As you can see, he proudly shares this picture online.

As you can see, he proudly shares this picture online.

Finally, the third thing that I would like to highlight in this poem is the importance that Erdrich places on life rather than on the material things.

“Don’t answer the telephone, ever,
or weep over anything at all that breaks.
Pink molds will grow within those sealed cartons
in the refrigerator. Accept new forms of life
and talk to the dead”

This strikes a chord in me because I’m often too Nazi with the people that I meet in my life.

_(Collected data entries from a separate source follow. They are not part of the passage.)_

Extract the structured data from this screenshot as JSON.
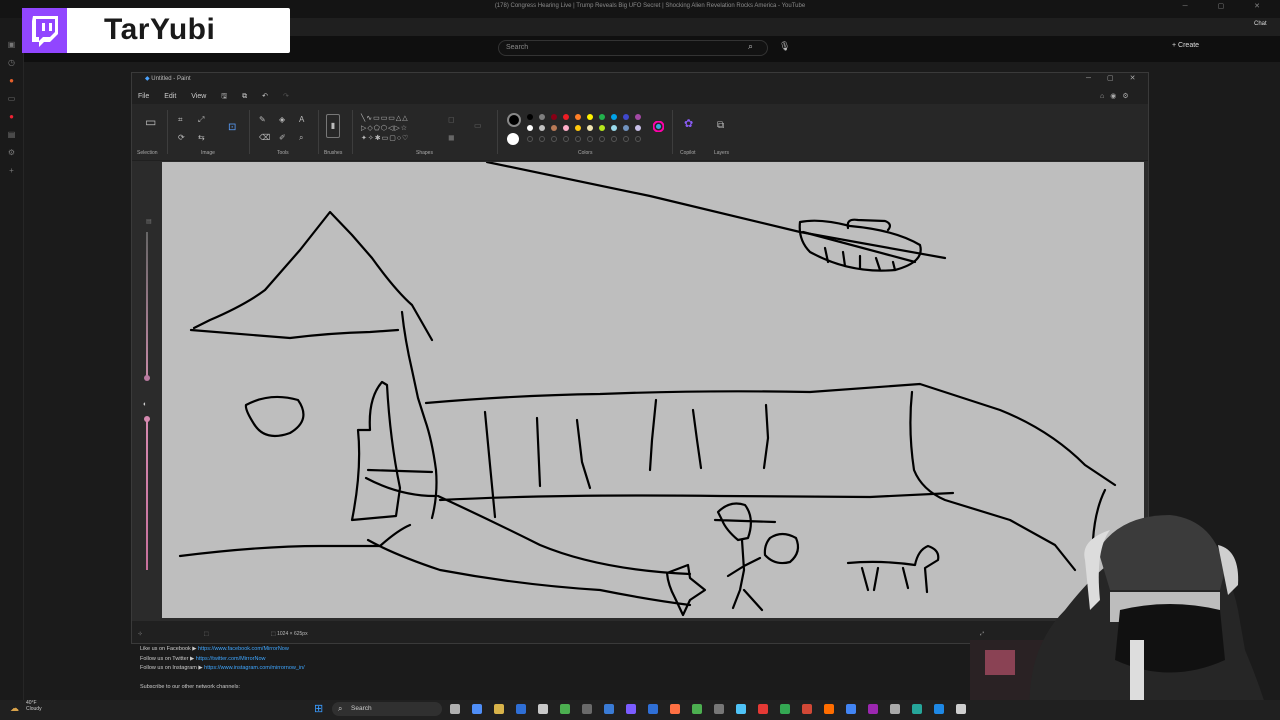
{
  "browser": {
    "tab_title": "(178) Congress Hearing Live | Trump Reveals Big UFO Secret | Shocking Alien Revelation Rocks America - YouTube",
    "chat_label": "Chat"
  },
  "youtube": {
    "search_placeholder": "Search",
    "create_label": "Create"
  },
  "overlay": {
    "streamer_name": "TarYubi",
    "platform_icon": "twitch-icon"
  },
  "paint": {
    "window_title": "Untitled - Paint",
    "menus": [
      "File",
      "Edit",
      "View"
    ],
    "ribbon_groups": [
      "Selection",
      "Image",
      "Tools",
      "Brushes",
      "Shapes",
      "Colors",
      "Copilot",
      "Layers"
    ],
    "canvas_size": "1024 × 625px",
    "colors": [
      "#000000",
      "#7f7f7f",
      "#880015",
      "#ed1c24",
      "#ff7f27",
      "#fff200",
      "#22b14c",
      "#00a2e8",
      "#3f48cc",
      "#a349a4",
      "#ffffff",
      "#c3c3c3",
      "#b97a57",
      "#ffaec9",
      "#ffc90e",
      "#efe4b0",
      "#b5e61d",
      "#99d9ea",
      "#7092be",
      "#c8bfe7"
    ]
  },
  "description": {
    "lines": [
      {
        "prefix": "Like us on Facebook ▶ ",
        "link": "https://www.facebook.com/MirrorNow"
      },
      {
        "prefix": "Follow us on Twitter ▶ ",
        "link": "https://twitter.com/MirrorNow"
      },
      {
        "prefix": "Follow us on Instagram ▶ ",
        "link": "https://www.instagram.com/mirrornow_in/"
      }
    ],
    "subscribe_line": "Subscribe to our other network channels:"
  },
  "taskbar": {
    "temperature": "40°F",
    "weather": "Cloudy",
    "search_label": "Search"
  }
}
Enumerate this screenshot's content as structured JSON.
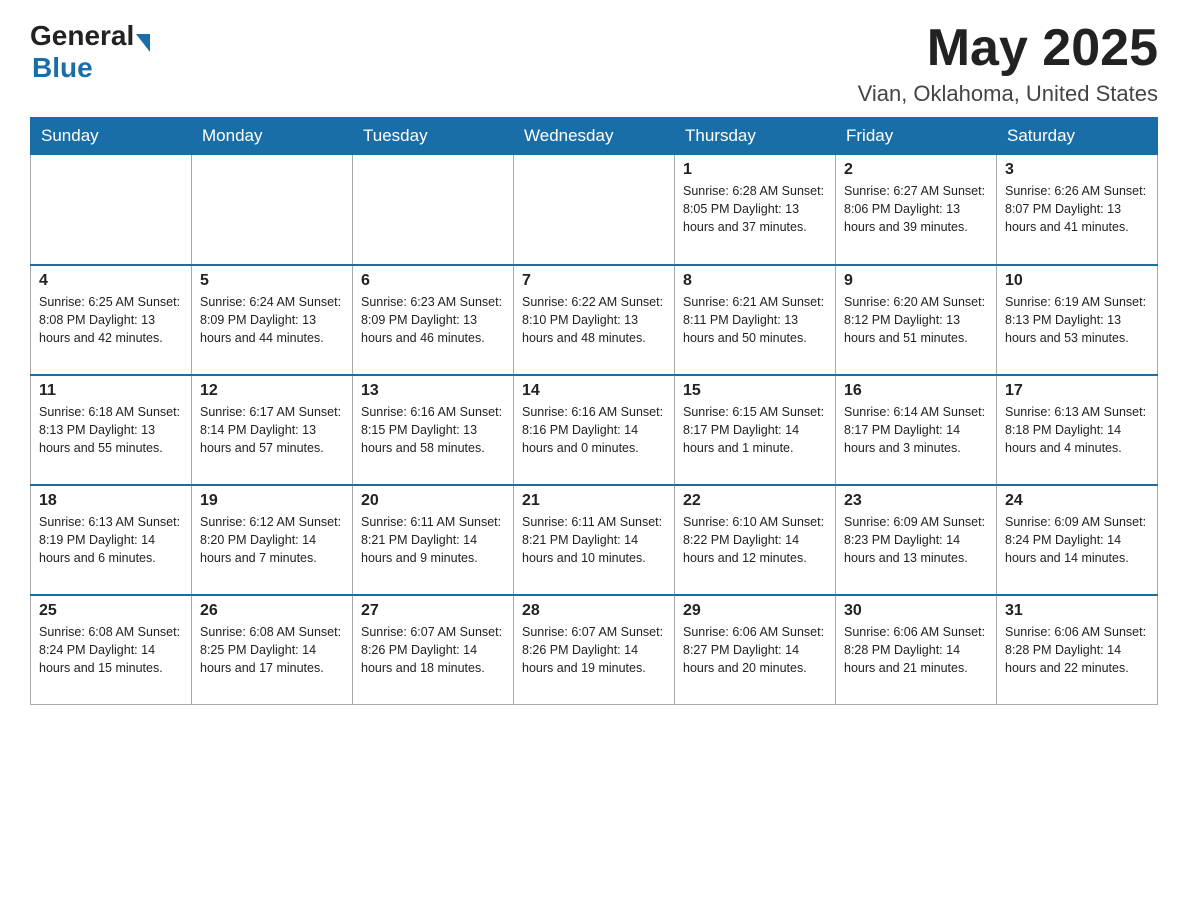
{
  "header": {
    "logo_general": "General",
    "logo_blue": "Blue",
    "month_title": "May 2025",
    "location": "Vian, Oklahoma, United States"
  },
  "weekdays": [
    "Sunday",
    "Monday",
    "Tuesday",
    "Wednesday",
    "Thursday",
    "Friday",
    "Saturday"
  ],
  "weeks": [
    [
      {
        "day": "",
        "info": ""
      },
      {
        "day": "",
        "info": ""
      },
      {
        "day": "",
        "info": ""
      },
      {
        "day": "",
        "info": ""
      },
      {
        "day": "1",
        "info": "Sunrise: 6:28 AM\nSunset: 8:05 PM\nDaylight: 13 hours and 37 minutes."
      },
      {
        "day": "2",
        "info": "Sunrise: 6:27 AM\nSunset: 8:06 PM\nDaylight: 13 hours and 39 minutes."
      },
      {
        "day": "3",
        "info": "Sunrise: 6:26 AM\nSunset: 8:07 PM\nDaylight: 13 hours and 41 minutes."
      }
    ],
    [
      {
        "day": "4",
        "info": "Sunrise: 6:25 AM\nSunset: 8:08 PM\nDaylight: 13 hours and 42 minutes."
      },
      {
        "day": "5",
        "info": "Sunrise: 6:24 AM\nSunset: 8:09 PM\nDaylight: 13 hours and 44 minutes."
      },
      {
        "day": "6",
        "info": "Sunrise: 6:23 AM\nSunset: 8:09 PM\nDaylight: 13 hours and 46 minutes."
      },
      {
        "day": "7",
        "info": "Sunrise: 6:22 AM\nSunset: 8:10 PM\nDaylight: 13 hours and 48 minutes."
      },
      {
        "day": "8",
        "info": "Sunrise: 6:21 AM\nSunset: 8:11 PM\nDaylight: 13 hours and 50 minutes."
      },
      {
        "day": "9",
        "info": "Sunrise: 6:20 AM\nSunset: 8:12 PM\nDaylight: 13 hours and 51 minutes."
      },
      {
        "day": "10",
        "info": "Sunrise: 6:19 AM\nSunset: 8:13 PM\nDaylight: 13 hours and 53 minutes."
      }
    ],
    [
      {
        "day": "11",
        "info": "Sunrise: 6:18 AM\nSunset: 8:13 PM\nDaylight: 13 hours and 55 minutes."
      },
      {
        "day": "12",
        "info": "Sunrise: 6:17 AM\nSunset: 8:14 PM\nDaylight: 13 hours and 57 minutes."
      },
      {
        "day": "13",
        "info": "Sunrise: 6:16 AM\nSunset: 8:15 PM\nDaylight: 13 hours and 58 minutes."
      },
      {
        "day": "14",
        "info": "Sunrise: 6:16 AM\nSunset: 8:16 PM\nDaylight: 14 hours and 0 minutes."
      },
      {
        "day": "15",
        "info": "Sunrise: 6:15 AM\nSunset: 8:17 PM\nDaylight: 14 hours and 1 minute."
      },
      {
        "day": "16",
        "info": "Sunrise: 6:14 AM\nSunset: 8:17 PM\nDaylight: 14 hours and 3 minutes."
      },
      {
        "day": "17",
        "info": "Sunrise: 6:13 AM\nSunset: 8:18 PM\nDaylight: 14 hours and 4 minutes."
      }
    ],
    [
      {
        "day": "18",
        "info": "Sunrise: 6:13 AM\nSunset: 8:19 PM\nDaylight: 14 hours and 6 minutes."
      },
      {
        "day": "19",
        "info": "Sunrise: 6:12 AM\nSunset: 8:20 PM\nDaylight: 14 hours and 7 minutes."
      },
      {
        "day": "20",
        "info": "Sunrise: 6:11 AM\nSunset: 8:21 PM\nDaylight: 14 hours and 9 minutes."
      },
      {
        "day": "21",
        "info": "Sunrise: 6:11 AM\nSunset: 8:21 PM\nDaylight: 14 hours and 10 minutes."
      },
      {
        "day": "22",
        "info": "Sunrise: 6:10 AM\nSunset: 8:22 PM\nDaylight: 14 hours and 12 minutes."
      },
      {
        "day": "23",
        "info": "Sunrise: 6:09 AM\nSunset: 8:23 PM\nDaylight: 14 hours and 13 minutes."
      },
      {
        "day": "24",
        "info": "Sunrise: 6:09 AM\nSunset: 8:24 PM\nDaylight: 14 hours and 14 minutes."
      }
    ],
    [
      {
        "day": "25",
        "info": "Sunrise: 6:08 AM\nSunset: 8:24 PM\nDaylight: 14 hours and 15 minutes."
      },
      {
        "day": "26",
        "info": "Sunrise: 6:08 AM\nSunset: 8:25 PM\nDaylight: 14 hours and 17 minutes."
      },
      {
        "day": "27",
        "info": "Sunrise: 6:07 AM\nSunset: 8:26 PM\nDaylight: 14 hours and 18 minutes."
      },
      {
        "day": "28",
        "info": "Sunrise: 6:07 AM\nSunset: 8:26 PM\nDaylight: 14 hours and 19 minutes."
      },
      {
        "day": "29",
        "info": "Sunrise: 6:06 AM\nSunset: 8:27 PM\nDaylight: 14 hours and 20 minutes."
      },
      {
        "day": "30",
        "info": "Sunrise: 6:06 AM\nSunset: 8:28 PM\nDaylight: 14 hours and 21 minutes."
      },
      {
        "day": "31",
        "info": "Sunrise: 6:06 AM\nSunset: 8:28 PM\nDaylight: 14 hours and 22 minutes."
      }
    ]
  ]
}
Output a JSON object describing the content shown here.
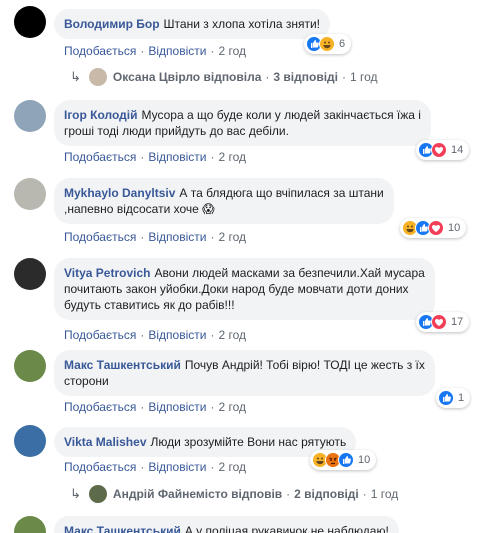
{
  "labels": {
    "like": "Подобається",
    "reply": "Відповісти",
    "sep": "·"
  },
  "comments": [
    {
      "author": "Володимир Бор",
      "text": "Штани з хлопа хотіла зняти!",
      "time": "2 год",
      "reactions": [
        "like",
        "haha"
      ],
      "reaction_count": "6",
      "replies": {
        "name": "Оксана Цвірло",
        "verb": "відповіла",
        "count": "3 відповіді",
        "time": "1 год"
      }
    },
    {
      "author": "Ігор Колодій",
      "text_line1": "Мусора а що буде коли у людей закінчається їжа і",
      "text_line2": "гроші тоді люди прийдуть до вас дебіли.",
      "time": "2 год",
      "reactions": [
        "like",
        "love"
      ],
      "reaction_count": "14"
    },
    {
      "author": "Mykhaylo Danyltsiv",
      "text_line1": "А та блядюга що вчіпилася за штани",
      "text_line2": ",напевно відсосати хоче 😱",
      "time": "2 год",
      "reactions": [
        "haha",
        "like",
        "love"
      ],
      "reaction_count": "10"
    },
    {
      "author": "Vitya Petrovich",
      "text_line1": "Авони людей масками за безпечили.Хай мусара",
      "text_line2": "почитають закон уйобки.Доки народ буде мовчати доти доних",
      "text_line3": "будуть ставитись як до рабів!!!",
      "time": "2 год",
      "reactions": [
        "like",
        "love"
      ],
      "reaction_count": "17"
    },
    {
      "author": "Макс Ташкентський",
      "text_line1": "Почув Андрій! Тобі вірю! ТОДІ це жесть з їх",
      "text_line2": "сторони",
      "time": "2 год",
      "reactions": [
        "like"
      ],
      "reaction_count": "1"
    },
    {
      "author": "Vikta Malishev",
      "text": "Люди зрозумійте Вони нас рятують",
      "time": "2 год",
      "reactions": [
        "haha",
        "angry",
        "like"
      ],
      "reaction_count": "10",
      "replies": {
        "name": "Андрій Файнеміcто",
        "verb": "відповів",
        "count": "2 відповіді",
        "time": "1 год"
      }
    },
    {
      "author": "Макс Ташкентський",
      "text": "А у поліцая рукавичок не наблюдаю!"
    }
  ],
  "colors": {
    "link": "#385898",
    "meta": "#606770",
    "bubble": "#f2f3f5",
    "like": "#1877f2",
    "love": "#f33e58",
    "haha": "#f7b125"
  },
  "icons": {
    "reply_arrow": "↳"
  }
}
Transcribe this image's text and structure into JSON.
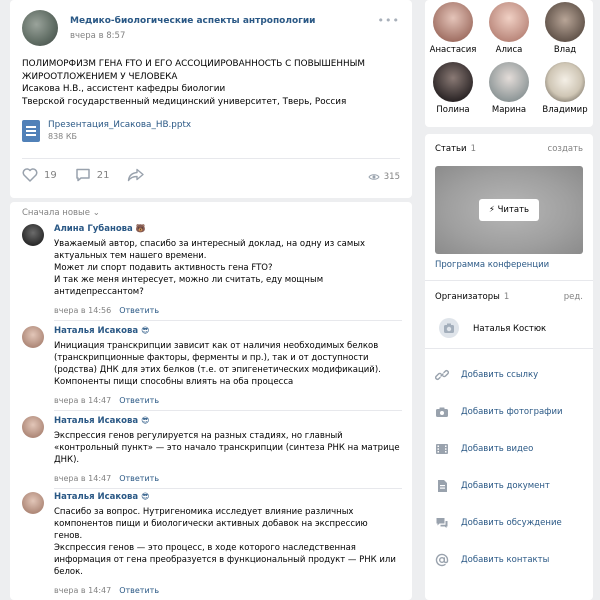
{
  "post": {
    "group_name": "Медико-биологические аспекты антропологии",
    "time": "вчера в 8:57",
    "title_line1": "ПОЛИМОРФИЗМ ГЕНА FTO И ЕГО АССОЦИИРОВАННОСТЬ С ПОВЫШЕННЫМ",
    "title_line2": "ЖИРООТЛОЖЕНИЕМ У ЧЕЛОВЕКА",
    "author": "Исакова Н.В., ассистент кафедры биологии",
    "university": "Тверской государственный медицинский университет, Тверь, Россия",
    "attachment_name": "Презентация_Исакова_НВ.pptx",
    "attachment_size": "838 КБ",
    "likes": "19",
    "comments_count": "21",
    "views": "315"
  },
  "comments_section": {
    "sort_label": "Сначала новые",
    "items": [
      {
        "author": "Алина Губанова",
        "emoji": "🐻",
        "lines": [
          "Уважаемый автор, спасибо за интересный доклад, на одну из самых",
          "актуальных тем нашего времени.",
          "Может ли спорт подавить активность гена FTO?",
          "И так же меня интересует, можно ли считать, еду мощным",
          "антидепрессантом?"
        ],
        "time": "вчера в 14:56",
        "reply": "Ответить"
      },
      {
        "author": "Наталья Исакова",
        "emoji": "😎",
        "lines": [
          "Инициация транскрипции зависит как от наличия необходимых белков",
          "(транскрипционные факторы, ферменты и пр.), так и от доступности",
          "(родства) ДНК для этих белков (т.е. от эпигенетических модификаций).",
          "Компоненты пищи способны влиять на оба процесса"
        ],
        "time": "вчера в 14:47",
        "reply": "Ответить"
      },
      {
        "author": "Наталья Исакова",
        "emoji": "😎",
        "lines": [
          "Экспрессия генов регулируется на разных стадиях, но главный",
          "«контрольный пункт» — это начало транскрипции (синтеза РНК на матрице",
          "ДНК)."
        ],
        "time": "вчера в 14:47",
        "reply": "Ответить"
      },
      {
        "author": "Наталья Исакова",
        "emoji": "😎",
        "lines": [
          "Спасибо за вопрос. Нутригеномика исследует влияние различных",
          "компонентов пищи и биологически активных добавок на экспрессию",
          "генов.",
          "Экспрессия генов — это процесс, в ходе которого наследственная",
          "информация от гена преобразуется в функциональный продукт — РНК или",
          "белок."
        ],
        "time": "вчера в 14:47",
        "reply": "Ответить"
      }
    ]
  },
  "friends": [
    {
      "name": "Анастасия",
      "color": "#c9a39a"
    },
    {
      "name": "Алиса",
      "color": "#d8b2a5"
    },
    {
      "name": "Влад",
      "color": "#8b7b6f"
    },
    {
      "name": "Полина",
      "color": "#3b3b3b"
    },
    {
      "name": "Марина",
      "color": "#9fa7a9"
    },
    {
      "name": "Владимир",
      "color": "#e8e2d6"
    }
  ],
  "sidebar": {
    "articles_label": "Статьи",
    "articles_count": "1",
    "create_label": "создать",
    "read_button": "Читать",
    "program_link": "Программа конференции",
    "organizers_label": "Организаторы",
    "organizers_count": "1",
    "edit_label": "ред.",
    "organizer_name": "Наталья Костюк",
    "actions": [
      {
        "label": "Добавить ссылку",
        "icon": "link-icon"
      },
      {
        "label": "Добавить фотографии",
        "icon": "camera-icon"
      },
      {
        "label": "Добавить видео",
        "icon": "video-icon"
      },
      {
        "label": "Добавить документ",
        "icon": "document-icon"
      },
      {
        "label": "Добавить обсуждение",
        "icon": "discussion-icon"
      },
      {
        "label": "Добавить контакты",
        "icon": "at-icon"
      }
    ]
  },
  "colors": {
    "link": "#2a5885",
    "muted": "#828282",
    "icon": "#99a2ad",
    "background": "#edeef0"
  }
}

Erdrich tells that someone other than you enters your life even without  you knowing it. The dust and the pink molds, they will grow and accumulate in time. And it is the same with people. They’ll hang around you, coating those little mementos you’ve stocked in your house. And there’s a big tendency that they’ll bother you, even make your hands dirty. But Erdrich tells that instead of wiping and/or washing them clean, we should let them be. Remember that they are only little life forms. They will not harm you unless you want them to, so let them stay. Materials, for Erdrich, can be broken or can be thrown out of the house. But life should always stay. And she persuades you to accept them because these little forms of life will help you grow and mature as a person.

I mean, we’ve seen this a lot in our science class. A glass of freshwater becomes stale after days of isolation. And it’s the same thing with life. If we do not accept life forms other than our own selves, we become stale- only fixed to the material stuff, lacking richness that comes from sharing your life with other people’s lives.

Of course, Erdrich’ advice to herself seems so easy to read but so hard to do in life. Because we’ve been conditioned to clean our houses and to eradicate useless stuffs and bacteria. But it does not mean it is impossible. I, for one, can start slowly- stashing used notebooks in my closet, one at a time.